Folks have been pressuring me to write something about the Occupation phenomenon we see blossoming across the country.
They thankfully fall short of asking me to shepherd the movement, to insert myself into the precarious politics of the situation at the San Luis Obispo courthouse, where every evening seems perfumed with that decades-old combination of cigarette smoke and trepidation over impending escalation and aggression on the part of the civil authorities. Rather, it seems an entertainment of the resounding pathos of these Occupiers is a sort of litmus test for not just liberal journalists these days, but for all political thinkers as well.
I hope I can respond to all the interest without having to dwell too much on my own sympathies with the movement; that massive corporations and the nefarious “Bohemian Club” power-elite types who pull their strings have an undue influence on our democracy and our society at large is, I hope, grossly self-evident in this young century. And regardless of what persuasion I could muster for their movement, I sense a broad cultural resonance with the Occupiers. Though their aims are sundry, the simplicity of their sentiments and their eagerness to herald them and even, for many, if calamity strikes, spend an evening in custody for them ought to register with Americans as the fervent patriotism of our generation.
But it is also my hope I’ll earn the Occupiers’ forgiveness for criticizing their movement in some respects. Namely, I see a sluggishness among them to respond to the media’s largely inaccurate deprecations — that they comprise solely hippie phantasms of the 1960s, that they recruit the homeless to distribute drugs and alcohol, that they deface public infrastructure, and other similar nonsense.
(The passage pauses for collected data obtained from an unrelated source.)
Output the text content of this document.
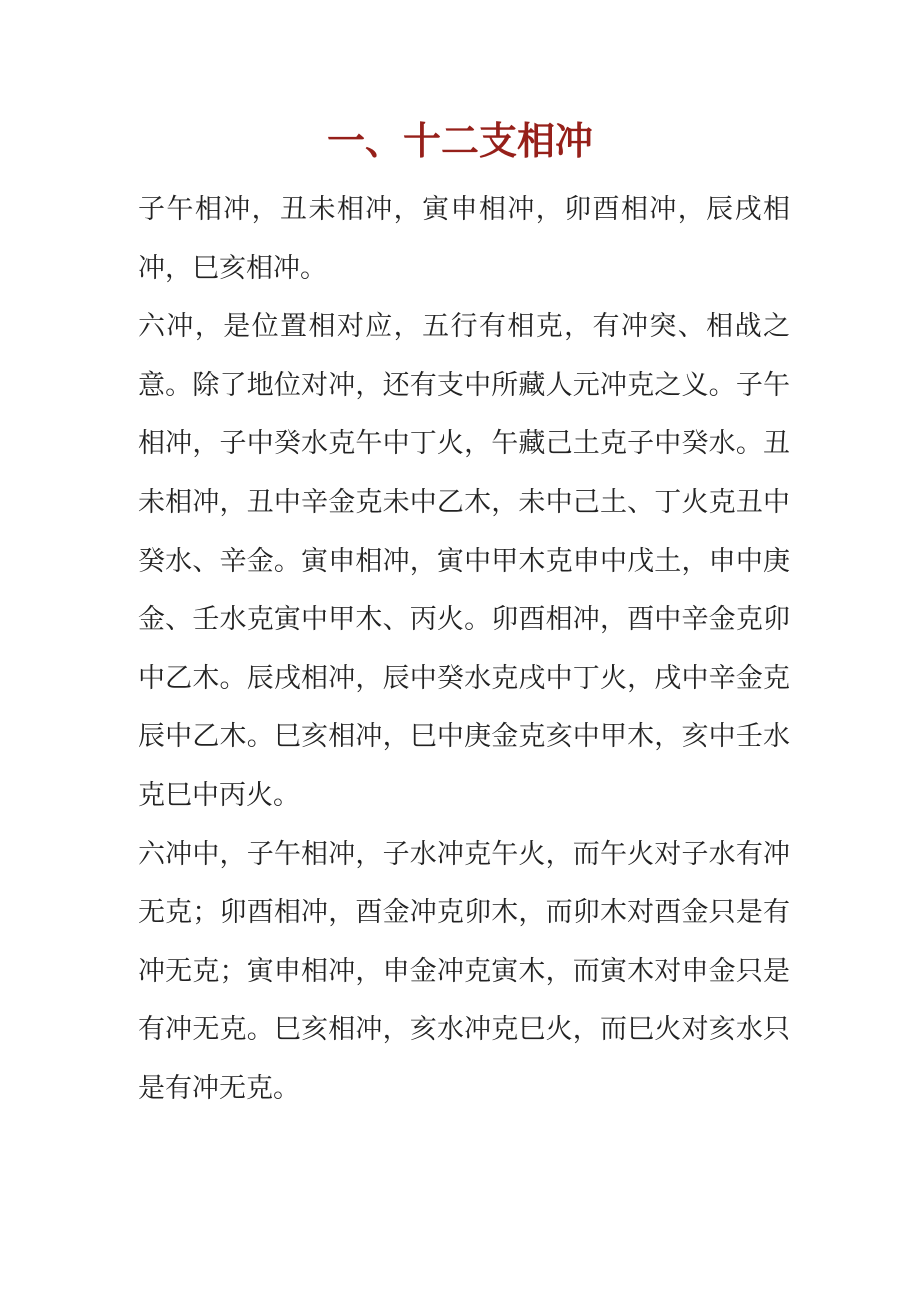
一、十二支相冲

子午相冲，丑未相冲，寅申相冲，卯酉相冲，辰戌相冲，巳亥相冲。

六冲，是位置相对应，五行有相克，有冲突、相战之意。除了地位对冲，还有支中所藏人元冲克之义。子午相冲，子中癸水克午中丁火，午藏己土克子中癸水。丑未相冲，丑中辛金克未中乙木，未中己土、丁火克丑中癸水、辛金。寅申相冲，寅中甲木克申中戊土，申中庚金、壬水克寅中甲木、丙火。卯酉相冲，酉中辛金克卯中乙木。辰戌相冲，辰中癸水克戌中丁火，戌中辛金克辰中乙木。巳亥相冲，巳中庚金克亥中甲木，亥中壬水克巳中丙火。

六冲中，子午相冲，子水冲克午火，而午火对子水有冲无克；卯酉相冲，酉金冲克卯木，而卯木对酉金只是有冲无克；寅申相冲，申金冲克寅木，而寅木对申金只是有冲无克。巳亥相冲，亥水冲克巳火，而巳火对亥水只是有冲无克。
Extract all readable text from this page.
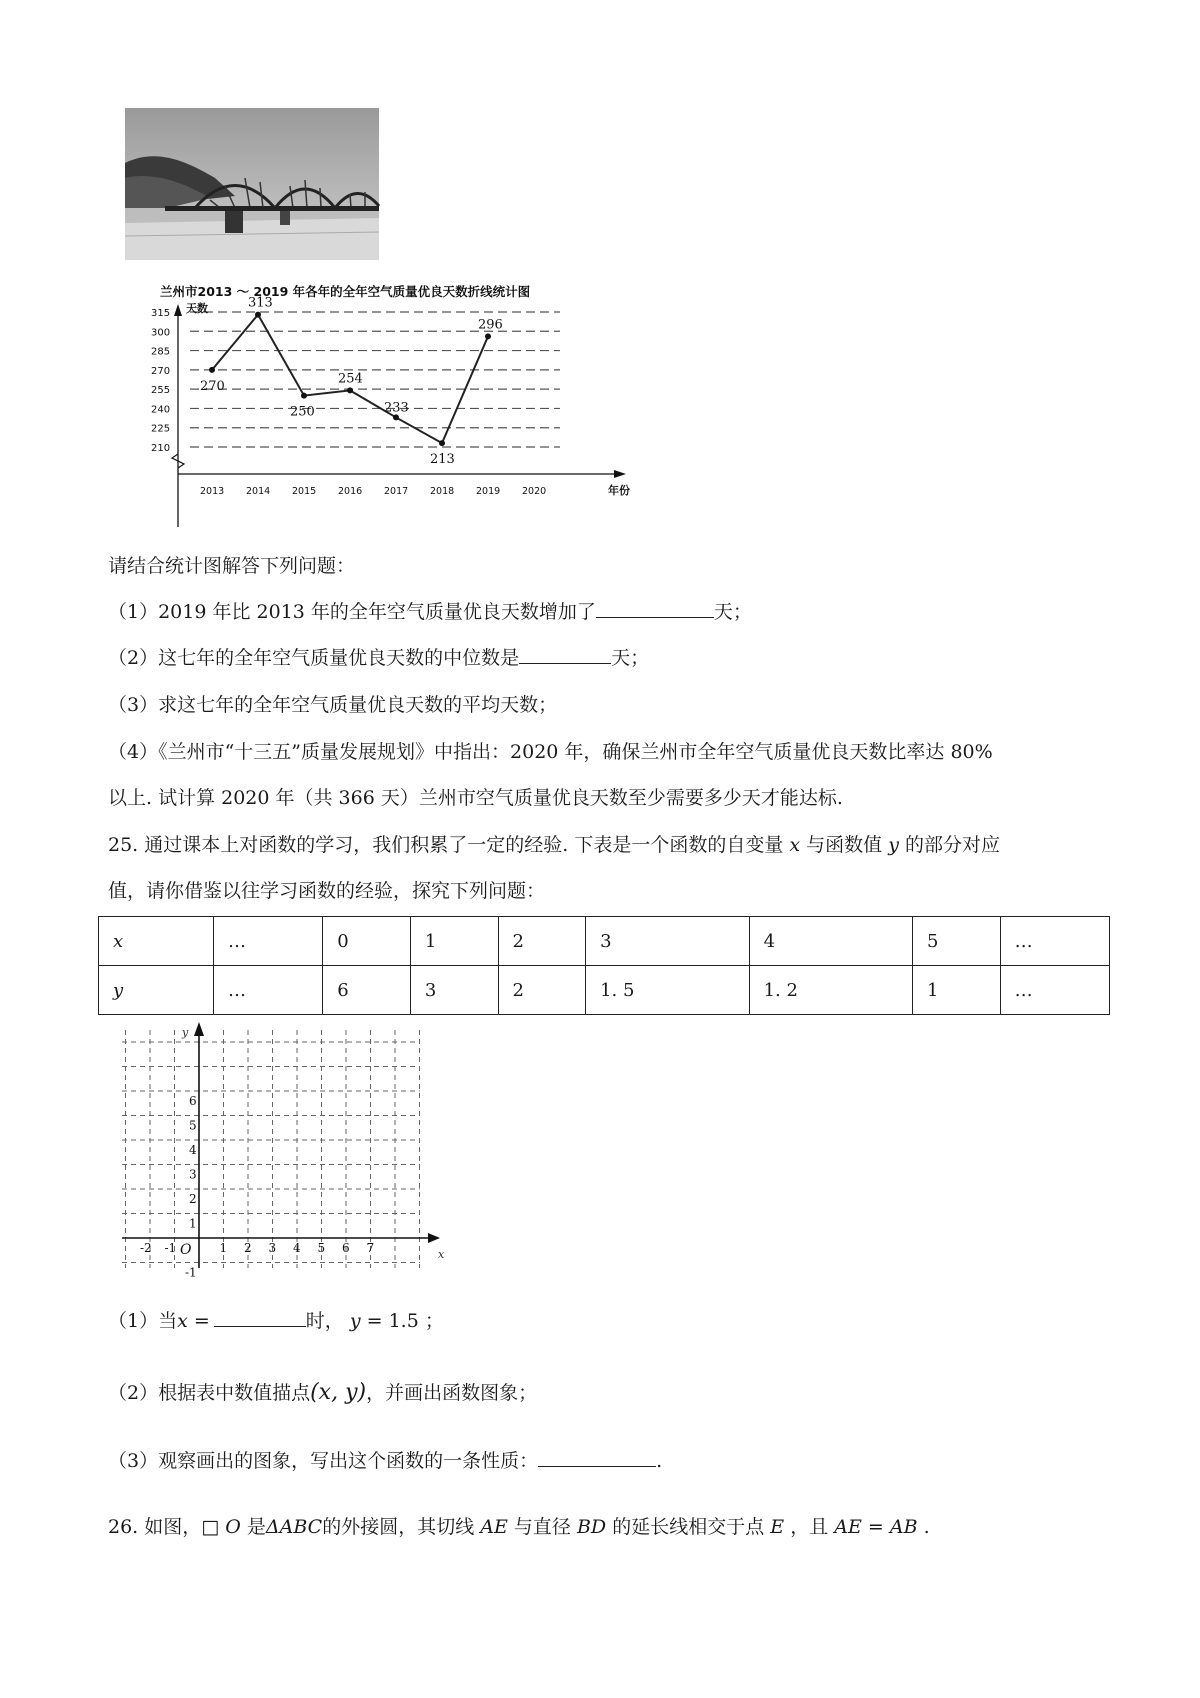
兰州市2013 ～ 2019 年各年的全年空气质量优良天数折线统计图
天数
年份
210
225
240
255
270
285
300
315
2013 2014 2015 2016 2017 2018 2019 2020
270
313
250
254
233
213
296
请结合统计图解答下列问题：
（1）2019 年比 2013 年的全年空气质量优良天数增加了	天；
（2）这七年的全年空气质量优良天数的中位数是	天；
（3）求这七年的全年空气质量优良天数的平均天数；
（4）《兰州市“十三五”质量发展规划》中指出：2020 年，确保兰州市全年空气质量优良天数比率达 80%
以上. 试计算 2020 年（共 366 天）兰州市空气质量优良天数至少需要多少天才能达标.
25. 通过课本上对函数的学习，我们积累了一定的经验. 下表是一个函数的自变量 x 与函数值 y 的部分对应
值，请你借鉴以往学习函数的经验，探究下列问题：
x	…	0	1	2	3	4	5	…
y	…	6	3	2	1. 5	1. 2	1	…
y
x
O
-2 -1	1 2 3 4 5 6 7
-1
1
2
3
4
5
6
（1）当x =	时， y = 1.5 ；
（2）根据表中数值描点(x, y)，并画出函数图象；
（3）观察画出的图象，写出这个函数的一条性质：	.
26. 如图，□ O 是ΔABC的外接圆，其切线 AE 与直径 BD 的延长线相交于点 E ，且 AE = AB .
A public relations makeover that downplays countercultural sentiment while stressing coherence and diversity, I suspect, would do the movement good in the mainstream news, where it seems to have nowhere to go but up. If the only obstruction to the movement’s growing dignity is its rhetorical sympathies with the punk neoliberalism of the 1970s, I propose that a positive and congenial campaign would turn more heads. The message ought not to stress hatred of corporations but an intolerance for the un-Americanism of their excessive freedoms and influence.
Given the anarchic distribution of the movement’s organization, which relies principally on post-postmodern infrastructure such as social networks, its success would be the first of its kind in America. Please pardon my cynicism, but to expect Occupy Wall Street (OWS) to imitate this year’s liberal triumphs in the Middle East is a naive overreach. Perhaps it is high time for a movement to produce a symbolic leadership — their Martin Luther King, Jr., their Ghandi, their Jesus — which, at the very least, would provide for the television cameras a suit-wearing figure to focus on.
Though I strongly feel, if ever there was a liberal reform movement with a real shot at success, it’s this one we see in front of us, I simply cannot imagine a victory scenario without the President shaking somebody’s hand on the steps of the Capitol.
By enumerating the movement’s strengths and by downplaying its weaknesses, a popular leader would prove radically valuable.
I find it tantalizing to imagine the great speeches studied by future generations of schoolchildren might contain this leader’s praise of OWS’s diversity, truly its greatest strength; its rhetoric will welcome the police as compatriots in the 99 percent, not demonize them as hired guns in the pocket of J.P. Morgan-Chase. Despite this being the tragic case in New York and other cities, rhe speeches will deflate the counter-culturalism endemic to the GOP’s media zeitgeists, and they will above all illustrate for Americans the fundamental optimism and good intentions at the movement’s core.
Fortunately all these criticisms are already well at the heart of the movement’s group consciousness, Robert Brewer — a local nurse and volunteer fireman — assured me when I visited the San Luis Obispo courthouse this weekend. The Occupiers understand themselves as elements in a continuing process. Theirs is no mere revolt, and they intend to exert their influence on the political sphere well into the future.